Less well known but well worth noting, LivePerson, based in New York, plans to run thousands of models on Triton in a cloud service that provides conversational AI capabilities to 18,000 customers including GM Financial, Home Depot and European cellular provider Orange.
And the chief technology officer of London-based Intelligent Voice will describe at GTC (session S31452) its LexIQal system, which uses Triton for AI inference to detect fraud in insurance and financial services.
They are among many companies using NVIDIA for AI inference today. In the past year alone, users downloaded the Triton software more than 50,000 times.
Triton’s Swiss Army Spear
Triton is getting traction in part because it can handle any kind of AI inference job, whether it’s one that runs in real time, batch mode, as a streaming service or even if it involves a chain or ensemble of models. That flexibility eliminates the need for users to adopt and manage custom inference servers for each type of task.
In addition, Triton assures high system utilization, distributing work evenly across GPUs whether inference is running in a cloud service, in a local data center or at the edge of the network. And it’s open, extensible code lets users customize Triton to their specific needs.
NVIDIA keeps improving Triton, too. A recently added model analyzer combs through all the options to show users the optimal batch size or instances-per-GPU for their job. A new tool automates the job of translating and validating a model trained in Tensorflow or PyTorch into a TensorRT format; in future, it will support translating models to and from any neural-network format.

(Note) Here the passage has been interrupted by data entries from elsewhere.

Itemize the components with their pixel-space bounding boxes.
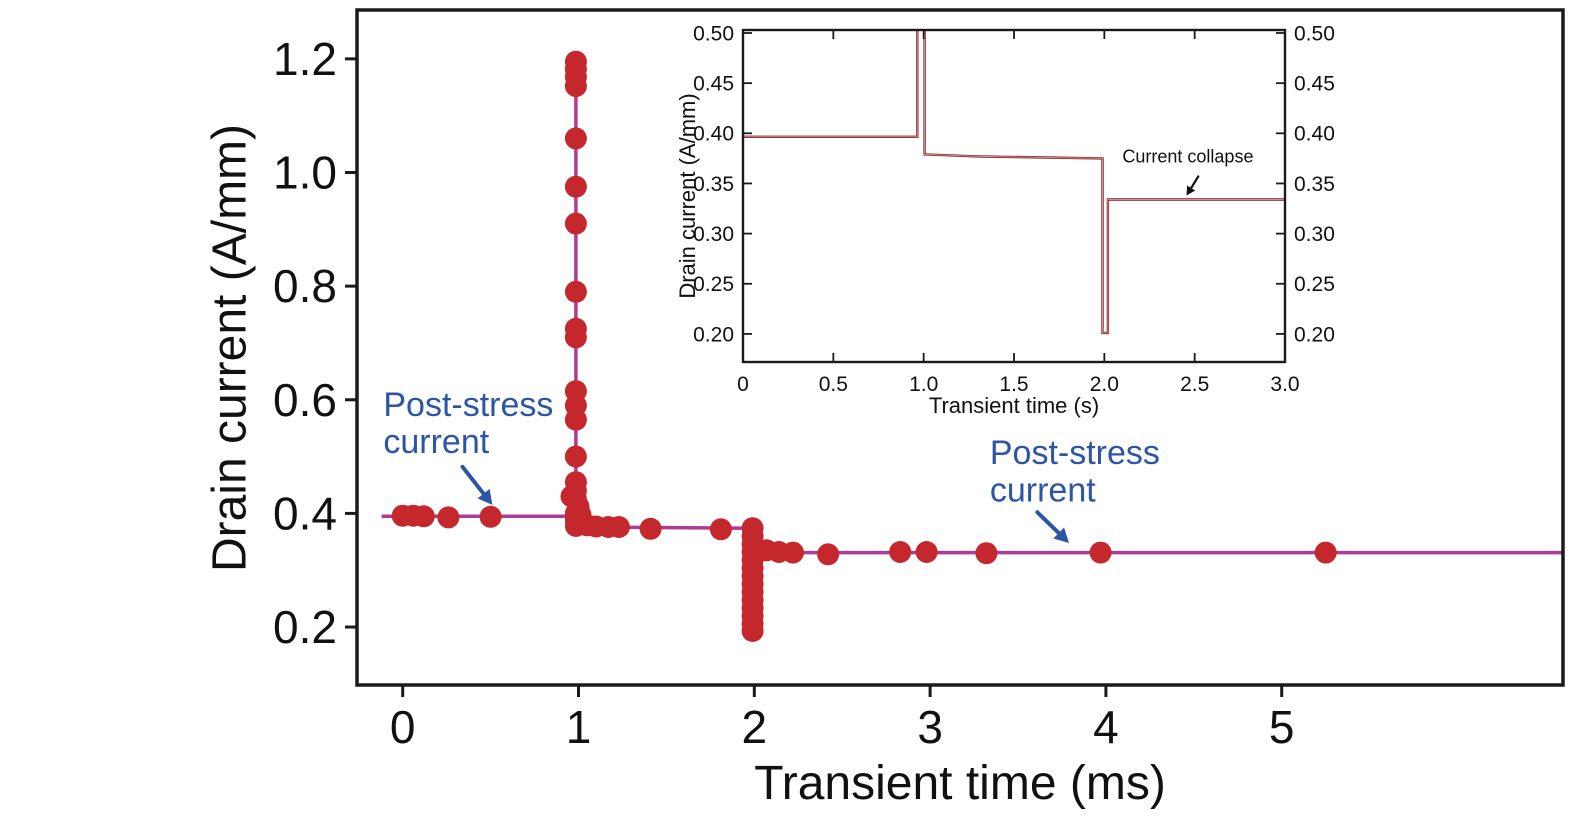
- data-point: [479, 505, 502, 528]
- main-y-tick-label: 0.6: [273, 374, 337, 426]
- data-point: [975, 542, 998, 565]
- inset-series-line-inner: [743, 29, 1285, 334]
- data-point: [782, 541, 804, 564]
- data-point: [564, 326, 587, 349]
- inset-x-axis-title: Transient time (s): [928, 393, 1100, 418]
- inset-plot: 0 0.5 1.0 1.5 2.0 2.5 3.0 0.20 0.20 0.25 0.25 0.30 0…: [693, 22, 1335, 396]
- data-point: [564, 175, 587, 198]
- annotation-arrowhead: [1186, 185, 1196, 196]
- inset-x-tick-label: 0: [737, 373, 749, 396]
- annotation-text: Current collapse: [1122, 146, 1253, 166]
- annotation-arrowhead: [477, 488, 493, 505]
- data-point: [564, 280, 587, 303]
- inset-y-tick-label: 0.50: [693, 22, 734, 45]
- inset-y-tick-label: 0.45: [693, 73, 734, 96]
- inset-y-tick-label: 0.25: [693, 273, 734, 296]
- data-point: [564, 408, 587, 431]
- inset-x-tick-label: 3.0: [1270, 373, 1299, 396]
- data-point: [607, 516, 630, 538]
- data-point: [564, 127, 587, 150]
- data-point: [741, 620, 764, 642]
- inset-y-axis-title: Drain current (A/mm): [675, 93, 700, 299]
- data-point: [1314, 541, 1337, 564]
- main-y-tick-label: 0.2: [273, 601, 337, 653]
- main-x-tick-label: 4: [1093, 701, 1119, 753]
- main-x-tick-label: 3: [917, 701, 943, 753]
- main-x-tick-label: 1: [566, 701, 592, 753]
- inset-x-tick-label: 1.5: [999, 373, 1028, 396]
- data-point: [1089, 541, 1112, 564]
- data-point: [437, 506, 460, 529]
- main-y-tick-label: 0.4: [273, 488, 337, 540]
- data-point: [817, 543, 840, 566]
- data-point: [889, 541, 912, 563]
- data-point: [412, 505, 435, 528]
- inset-x-tick-label: 2.5: [1180, 373, 1209, 396]
- main-x-tick-label: 2: [742, 701, 768, 753]
- inset-y-tick-label-right: 0.20: [1294, 323, 1335, 346]
- main-y-tick-label: 1.2: [273, 33, 337, 85]
- main-x-tick-label: 0: [390, 701, 416, 753]
- main-x-axis-title: Transient time (ms): [754, 757, 1166, 810]
- data-point: [564, 75, 587, 98]
- annotation-text: Post-stress current: [990, 434, 1160, 509]
- data-point: [915, 541, 938, 563]
- main-y-axis-title: Drain current (A/mm): [203, 123, 257, 573]
- data-point: [564, 212, 587, 235]
- inset-x-tick-label: 0.5: [819, 373, 848, 396]
- main-data-layer: [381, 50, 1563, 642]
- data-point: [709, 518, 732, 541]
- annotation-arrow: [1035, 510, 1064, 538]
- inset-y-tick-label: 0.35: [693, 173, 734, 196]
- main-y-tick-label: 0.8: [273, 260, 337, 312]
- inset-y-tick-label-right: 0.45: [1294, 73, 1335, 96]
- annotation-text: Post-stress current: [383, 386, 553, 461]
- main-y-tick-label: 1.0: [273, 147, 337, 199]
- inset-y-tick-label-right: 0.25: [1294, 273, 1335, 296]
- data-point: [639, 517, 662, 540]
- inset-y-tick-label-right: 0.35: [1294, 173, 1335, 196]
- inset-y-tick-label-right: 0.40: [1294, 123, 1335, 146]
- inset-y-tick-label: 0.20: [693, 323, 734, 346]
- inset-x-tick-label: 2.0: [1090, 373, 1119, 396]
- inset-y-tick-label-right: 0.30: [1294, 223, 1335, 246]
- annotation-arrowhead: [1053, 527, 1069, 543]
- annotation-arrow: [460, 464, 488, 499]
- inset-data-layer: [743, 29, 1285, 335]
- inset-y-tick-label: 0.30: [693, 223, 734, 246]
- main-frame: [355, 8, 1565, 687]
- inset-x-tick-label: 1.0: [909, 373, 938, 396]
- data-point: [564, 445, 587, 468]
- main-x-tick-label: 5: [1269, 701, 1295, 753]
- annotation-arrow: [1188, 175, 1200, 192]
- inset-y-tick-label-right: 0.50: [1294, 22, 1335, 45]
- inset-plot-background: [743, 30, 1285, 362]
- inset-y-tick-label: 0.40: [693, 123, 734, 146]
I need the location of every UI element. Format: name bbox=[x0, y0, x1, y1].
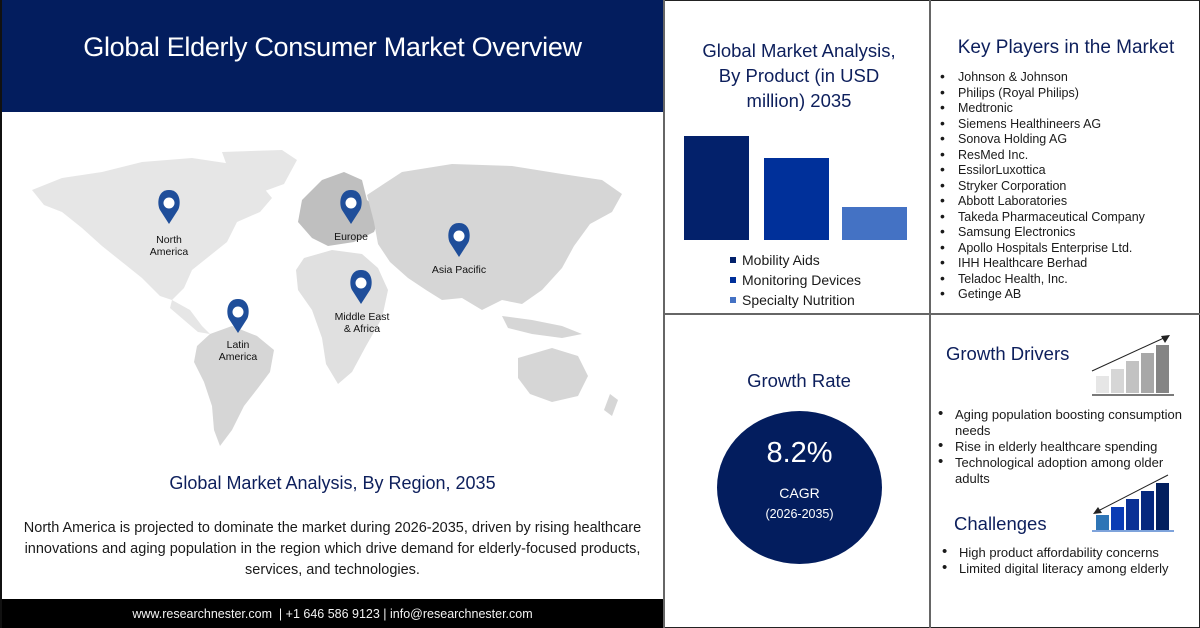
label-line: Middle East bbox=[334, 311, 390, 323]
label-europe: Europe bbox=[334, 231, 368, 244]
page-title: Global Elderly Consumer Market Overview bbox=[83, 31, 582, 62]
growth-drivers-title: Growth Drivers bbox=[946, 343, 1070, 364]
divider-horizontal bbox=[663, 313, 1200, 315]
region-panel: Global Elderly Consumer Market Overview bbox=[0, 0, 663, 628]
list-item: IHH Healthcare Berhad bbox=[940, 255, 1145, 272]
south-america-landmass bbox=[194, 326, 274, 446]
list-item: ResMed Inc. bbox=[940, 147, 1145, 164]
list-item: Rise in elderly healthcare spending bbox=[938, 438, 1188, 455]
label-line: North bbox=[156, 234, 182, 246]
product-analysis-title: Global Market Analysis, By Product (in U… bbox=[668, 38, 930, 113]
label-line: Latin bbox=[226, 339, 250, 351]
growth-drivers-list: Aging population boosting consumption ne… bbox=[938, 406, 1188, 487]
label-line: & Africa bbox=[343, 322, 381, 335]
bar-specialty-nutrition bbox=[842, 207, 907, 240]
pin-middle-east-africa[interactable] bbox=[350, 270, 372, 304]
legend-item: Mobility Aids bbox=[730, 250, 861, 270]
cagr-period: (2026-2035) bbox=[765, 507, 834, 521]
list-item: Apollo Hospitals Enterprise Ltd. bbox=[940, 240, 1145, 257]
label-middle-east-africa: Middle East & Africa bbox=[334, 311, 390, 335]
product-bar-chart bbox=[684, 130, 908, 240]
title-line: Global Market Analysis, bbox=[702, 40, 896, 61]
pin-europe[interactable] bbox=[340, 190, 362, 224]
legend-swatch-icon bbox=[730, 277, 736, 283]
list-item: Aging population boosting consumption ne… bbox=[938, 406, 1188, 439]
list-item: Takeda Pharmaceutical Company bbox=[940, 209, 1145, 226]
label-line: Asia Pacific bbox=[431, 264, 487, 276]
list-item: Limited digital literacy among elderly bbox=[942, 560, 1192, 577]
bar-mobility-aids bbox=[684, 136, 749, 240]
growth-rate-title: Growth Rate bbox=[747, 370, 851, 391]
declining-arrow-bar-chart-icon bbox=[1092, 474, 1174, 532]
list-item: High product affordability concerns bbox=[942, 544, 1192, 561]
challenges-title: Challenges bbox=[954, 513, 1047, 534]
list-item: Philips (Royal Philips) bbox=[940, 85, 1145, 102]
southeast-asia-landmass bbox=[502, 316, 582, 338]
cagr-circle: 8.2% CAGR (2026-2035) bbox=[717, 411, 882, 564]
world-map bbox=[32, 150, 622, 446]
north-america-landmass bbox=[32, 158, 272, 300]
europe-landmass bbox=[298, 172, 382, 246]
region-analysis-title: Global Market Analysis, By Region, 2035 bbox=[169, 473, 496, 493]
region-analysis-description: North America is projected to dominate t… bbox=[23, 520, 642, 578]
bar-monitoring-devices bbox=[764, 158, 829, 240]
legend-label: Monitoring Devices bbox=[742, 272, 862, 288]
chart-legend: Mobility Aids Monitoring Devices Special… bbox=[730, 250, 861, 310]
legend-swatch-icon bbox=[730, 257, 736, 263]
challenges-list: High product affordability concerns Limi… bbox=[942, 544, 1192, 577]
key-players-title: Key Players in the Market bbox=[957, 37, 1175, 58]
title-line: million) 2035 bbox=[746, 90, 852, 111]
pin-asia-pacific[interactable] bbox=[448, 223, 470, 257]
legend-item: Monitoring Devices bbox=[730, 270, 861, 290]
list-item: Siemens Healthineers AG bbox=[940, 116, 1145, 133]
contact-info: www.researchnester.com | +1 646 586 9123… bbox=[132, 606, 533, 621]
contact-footer: www.researchnester.com | +1 646 586 9123… bbox=[2, 599, 663, 628]
legend-label: Mobility Aids bbox=[742, 252, 820, 268]
cagr-value: 8.2% bbox=[766, 437, 833, 469]
list-item: Technological adoption among older adult… bbox=[938, 454, 1188, 487]
title-line: By Product (in USD bbox=[718, 65, 880, 86]
list-item: Sonova Holding AG bbox=[940, 131, 1145, 148]
list-item: Teladoc Health, Inc. bbox=[940, 271, 1145, 288]
label-line: America bbox=[149, 245, 189, 258]
greenland-landmass bbox=[222, 150, 297, 192]
label-line: America bbox=[218, 350, 258, 363]
label-line: Europe bbox=[334, 231, 368, 243]
list-item: EssilorLuxottica bbox=[940, 162, 1145, 179]
pin-north-america[interactable] bbox=[158, 190, 180, 224]
label-north-america: North America bbox=[149, 234, 189, 258]
pin-latin-america[interactable] bbox=[227, 299, 249, 333]
title-banner: Global Elderly Consumer Market Overview bbox=[2, 0, 663, 112]
label-asia-pacific: Asia Pacific bbox=[431, 264, 487, 277]
asia-landmass bbox=[367, 164, 622, 310]
new-zealand-landmass bbox=[604, 394, 618, 416]
legend-item: Specialty Nutrition bbox=[730, 290, 861, 310]
list-item: Abbott Laboratories bbox=[940, 193, 1145, 210]
list-item: Medtronic bbox=[940, 100, 1145, 117]
key-players-list: Johnson & Johnson Philips (Royal Philips… bbox=[940, 69, 1145, 303]
legend-swatch-icon bbox=[730, 297, 736, 303]
cagr-label: CAGR bbox=[779, 485, 820, 501]
legend-label: Specialty Nutrition bbox=[742, 292, 855, 308]
list-item: Samsung Electronics bbox=[940, 224, 1145, 241]
rising-bar-chart-icon bbox=[1091, 335, 1174, 396]
central-america-landmass bbox=[170, 300, 210, 334]
list-item: Getinge AB bbox=[940, 286, 1145, 303]
list-item: Stryker Corporation bbox=[940, 178, 1145, 195]
australia-landmass bbox=[518, 348, 588, 402]
label-latin-america: Latin America bbox=[218, 339, 258, 363]
list-item: Johnson & Johnson bbox=[940, 69, 1145, 86]
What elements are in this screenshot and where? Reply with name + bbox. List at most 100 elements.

Meet Our Inference Partners
Triton’s attracted several partners who support the software in their cloud services, including Amazon, Google, Microsoft and Tencent. Others such as Allegro, Seldon and Red Hat support Triton in the software for enterprise data centers for workflows including MLOps, the extension to DevOps for AI.
At GTC (session S33118), Arm will describe how it adapted Triton as part of its neural-network software that runs inference directly on edge gateways. Two engineers from Dell EMC will show how to boost performance in video analytics 6x using Triton (session S31437), and NetApp will talk about its work integrating Triton with its solid-state storage arrays (session S32187).